There needs to be strong advice on what they should be wearing and mandatory sun screen application, at least half an hour before sun exposure and every two hours thereafter, says Dr Hafiji.

“They will be sweating, which means sunscreen will need to reapplied more frequently than you might otherwise, and people should be wearing light cotton clothing that covers as much of their bodies as possible – not singlets and shorts.”

Dr Hafiji says people wonder why RSE workers wear plenty of clothing while working outdoors in the heat. “It’s probably true that they are used to the heat so it is not so hard on them to fully cover up, but it’s also because they know how harsh the sun is from living under it on their home islands and working in it here every summer.”

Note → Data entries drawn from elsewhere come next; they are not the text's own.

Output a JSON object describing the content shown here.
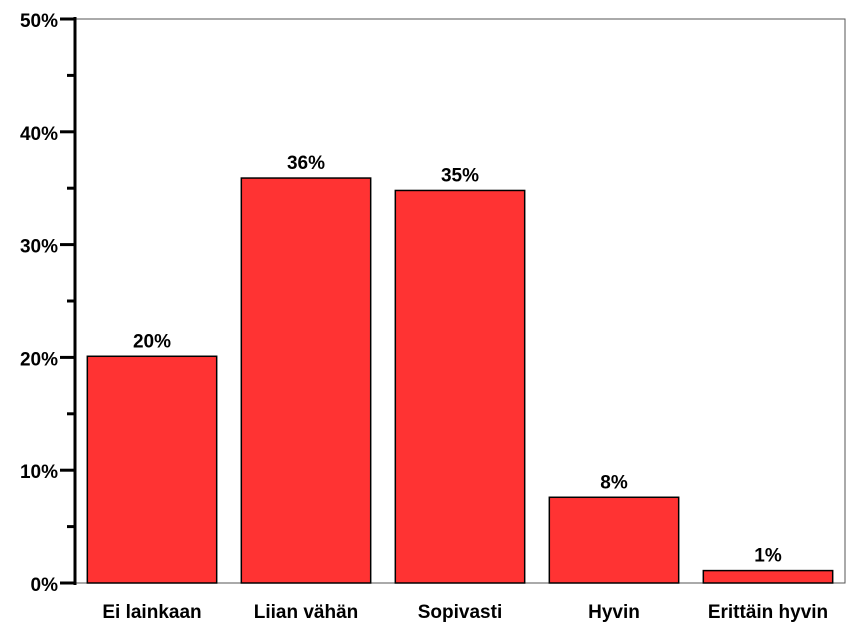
{
  "chart_data": {
    "type": "bar",
    "categories": [
      "Ei lainkaan",
      "Liian vähän",
      "Sopivasti",
      "Hyvin",
      "Erittäin hyvin"
    ],
    "values": [
      20.1,
      35.9,
      34.8,
      7.6,
      1.1
    ],
    "value_labels": [
      "20%",
      "36%",
      "35%",
      "8%",
      "1%"
    ],
    "color": "#ff3333",
    "ylim": [
      0,
      50
    ],
    "yticks": [
      {
        "value": 0,
        "label": "0%"
      },
      {
        "value": 10,
        "label": "10%"
      },
      {
        "value": 20,
        "label": "20%"
      },
      {
        "value": 30,
        "label": "30%"
      },
      {
        "value": 40,
        "label": "40%"
      },
      {
        "value": 50,
        "label": "50%"
      }
    ],
    "minor_yticks": [
      5,
      15,
      25,
      35,
      45
    ],
    "grid": false
  }
}
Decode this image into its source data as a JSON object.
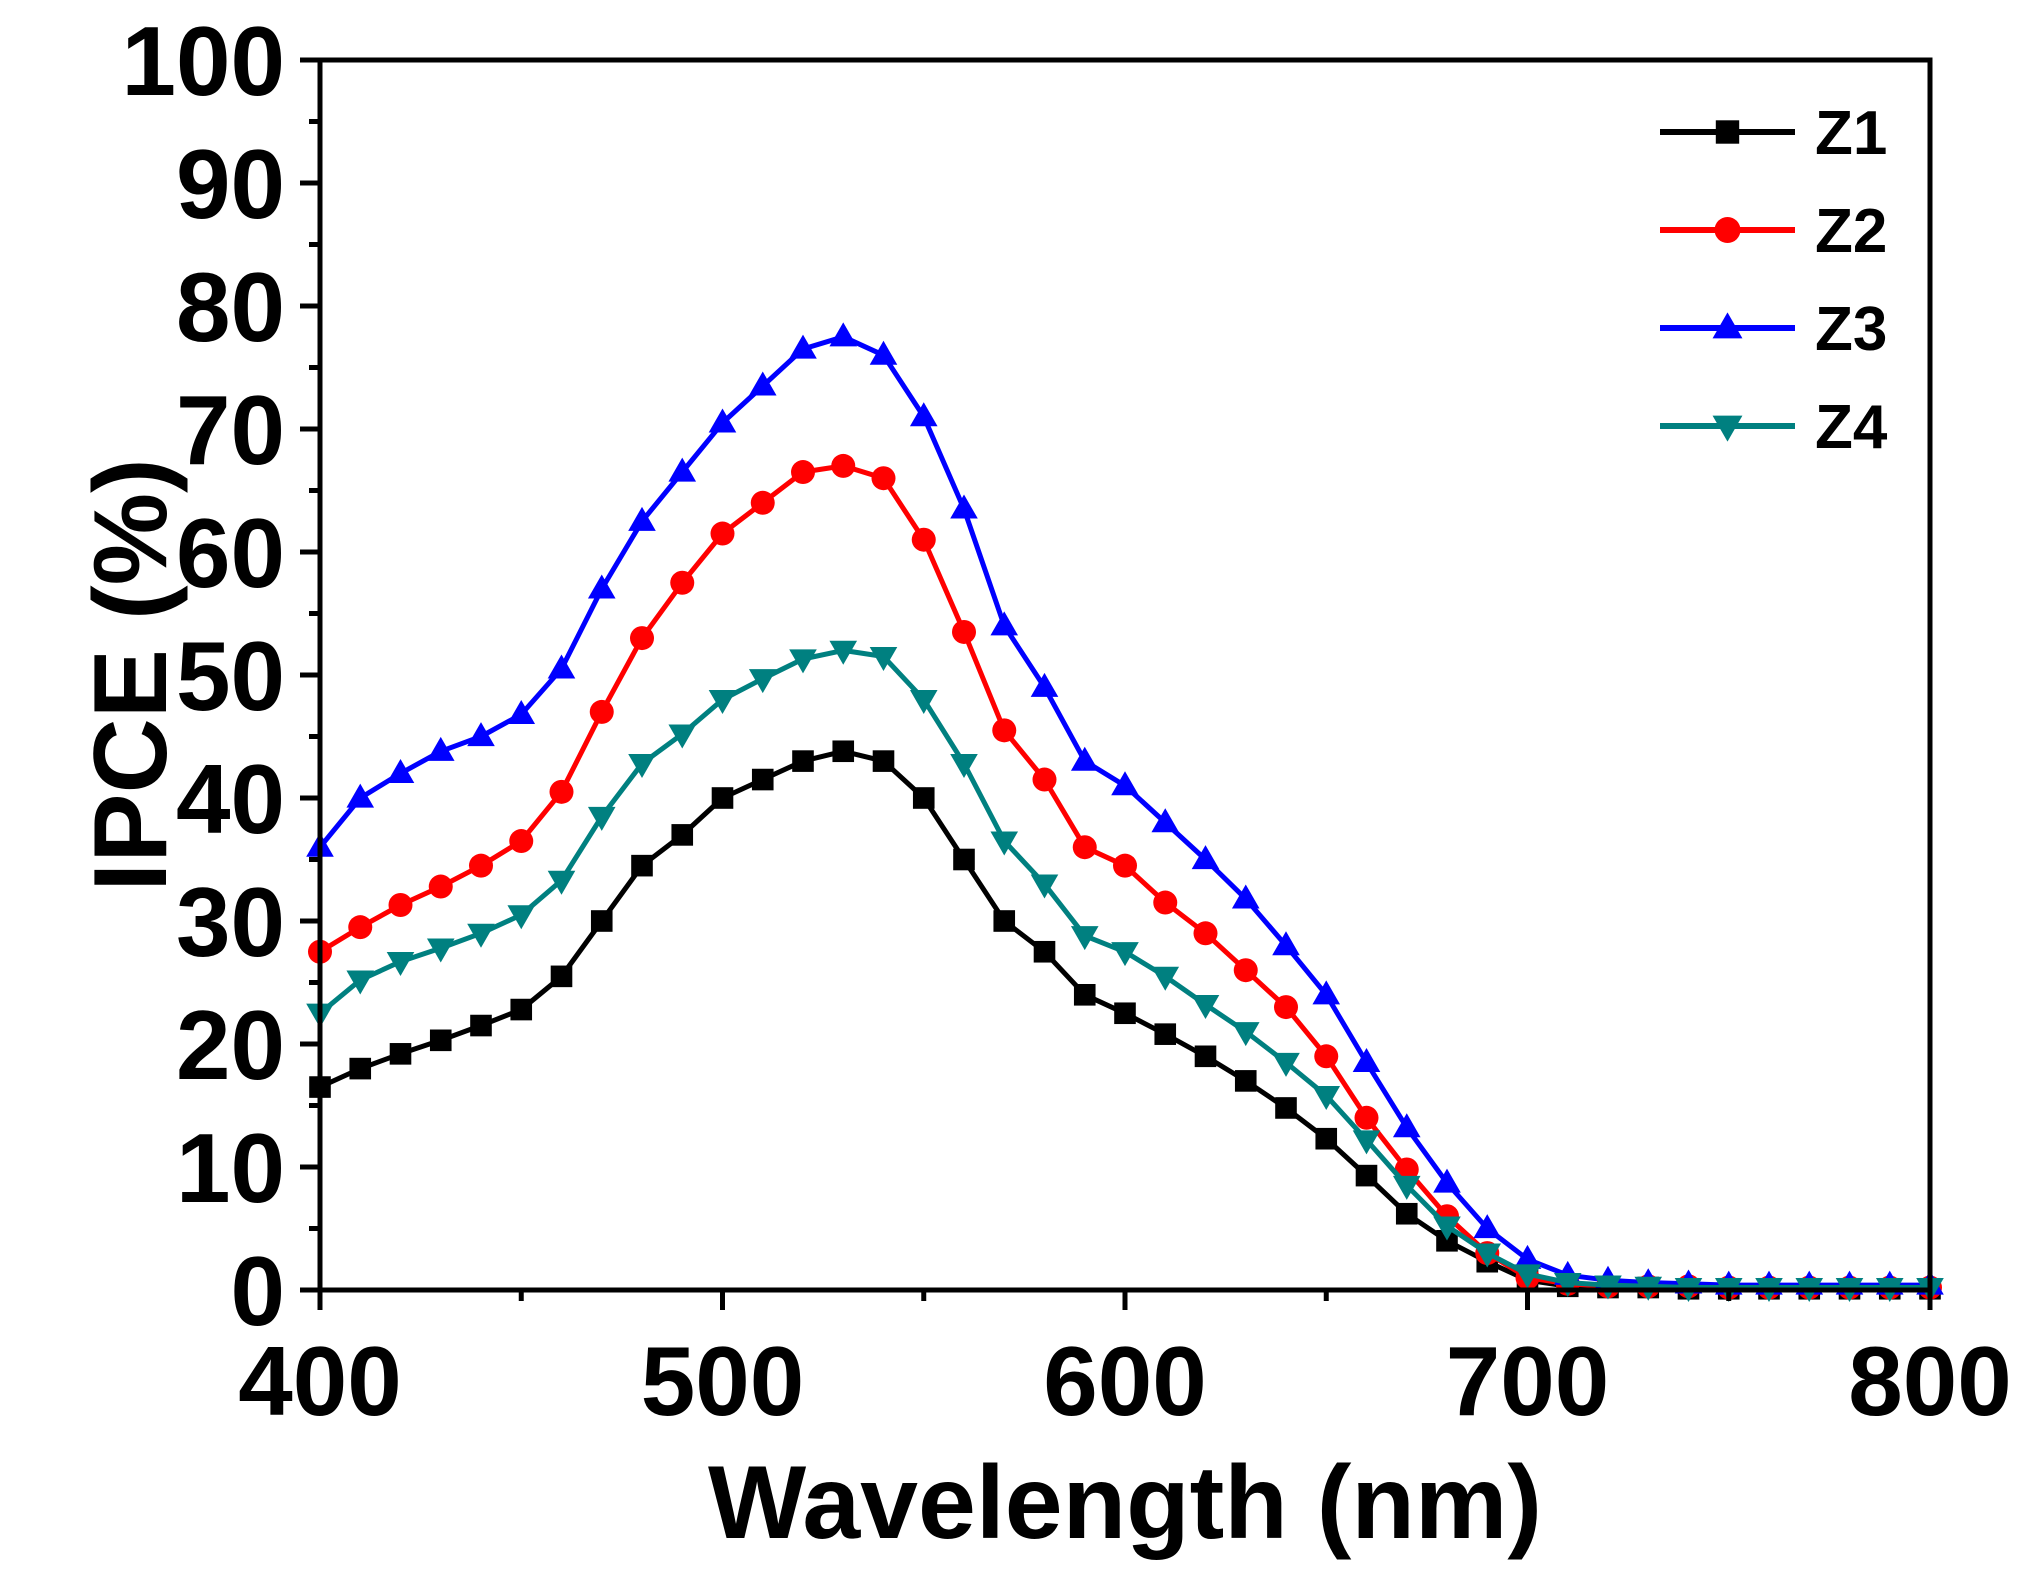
{
  "chart_data": {
    "type": "line",
    "title": "",
    "xlabel": "Wavelength (nm)",
    "ylabel": "IPCE (%)",
    "xlim": [
      400,
      800
    ],
    "ylim": [
      0,
      100
    ],
    "xticks": [
      400,
      500,
      600,
      700,
      800
    ],
    "yticks": [
      0,
      10,
      20,
      30,
      40,
      50,
      60,
      70,
      80,
      90,
      100
    ],
    "xtick_labels": [
      "400",
      "500",
      "600",
      "700",
      "800"
    ],
    "ytick_labels": [
      "0",
      "10",
      "20",
      "30",
      "40",
      "50",
      "60",
      "70",
      "80",
      "90",
      "100"
    ],
    "grid": false,
    "legend_position": "top-right",
    "x": [
      400,
      410,
      420,
      430,
      440,
      450,
      460,
      470,
      480,
      490,
      500,
      510,
      520,
      530,
      540,
      550,
      560,
      570,
      580,
      590,
      600,
      610,
      620,
      630,
      640,
      650,
      660,
      670,
      680,
      690,
      700,
      710,
      720,
      730,
      740,
      750,
      760,
      770,
      780,
      790,
      800
    ],
    "series": [
      {
        "name": "Z1",
        "color": "#000000",
        "marker": "square",
        "values": [
          16.5,
          18,
          19.2,
          20.3,
          21.5,
          22.8,
          25.5,
          30,
          34.5,
          37,
          40,
          41.5,
          43,
          43.8,
          43,
          40,
          35,
          30,
          27.5,
          24,
          22.5,
          20.8,
          19,
          17,
          14.8,
          12.3,
          9.3,
          6.2,
          4,
          2.3,
          0.8,
          0.3,
          0.2,
          0.2,
          0.1,
          0.1,
          0.1,
          0.1,
          0.1,
          0.1,
          0.1
        ]
      },
      {
        "name": "Z2",
        "color": "#ff0000",
        "marker": "circle",
        "values": [
          27.5,
          29.5,
          31.3,
          32.8,
          34.5,
          36.5,
          40.5,
          47,
          53,
          57.5,
          61.5,
          64,
          66.5,
          67,
          66,
          61,
          53.5,
          45.5,
          41.5,
          36,
          34.5,
          31.5,
          29,
          26,
          23,
          19,
          14,
          9.8,
          6,
          3,
          1,
          0.5,
          0.3,
          0.3,
          0.3,
          0.2,
          0.2,
          0.2,
          0.2,
          0.2,
          0.2
        ]
      },
      {
        "name": "Z3",
        "color": "#0000ff",
        "marker": "triangle-up",
        "values": [
          36,
          40,
          42,
          43.8,
          45,
          46.8,
          50.5,
          57,
          62.5,
          66.5,
          70.5,
          73.5,
          76.5,
          77.5,
          76,
          71,
          63.5,
          54,
          49,
          43,
          41,
          38,
          35,
          31.8,
          28,
          24,
          18.5,
          13.2,
          8.7,
          5,
          2.5,
          1.2,
          0.8,
          0.6,
          0.5,
          0.4,
          0.4,
          0.4,
          0.4,
          0.4,
          0.4
        ]
      },
      {
        "name": "Z4",
        "color": "#008080",
        "marker": "triangle-down",
        "values": [
          22.5,
          25.2,
          26.7,
          27.8,
          29,
          30.5,
          33.3,
          38.5,
          42.8,
          45.2,
          48,
          49.7,
          51.3,
          52,
          51.5,
          48,
          42.8,
          36.5,
          33,
          28.8,
          27.5,
          25.5,
          23.2,
          21,
          18.5,
          15.8,
          12.2,
          8.5,
          5.2,
          3,
          1.3,
          0.6,
          0.4,
          0.3,
          0.2,
          0.2,
          0.2,
          0.2,
          0.2,
          0.2,
          0.2
        ]
      }
    ]
  }
}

If thousands of Kiwi workers spend the next three to four months working full-time outdoors without adequate protection, there will be consequences in the future, he says. “As well as very high skin cancer rates in general, we have the second-highest rate of the most dangerous of the skin cancers, melanoma, (after Australia). I can’t stress this enough. We need to take this seriously and make it a major part of health and safety planning for companies with staff working outdoors, if it is not already. We cannot let this be a tick-box exercise,” says Dr Hafiji.

Ministry of Health statistics show that each year more people die of skin cancer than from car crashes in New Zealand.

Helpful information for employers and staff on keeping safe under the sun has been prepared by WorkSafe.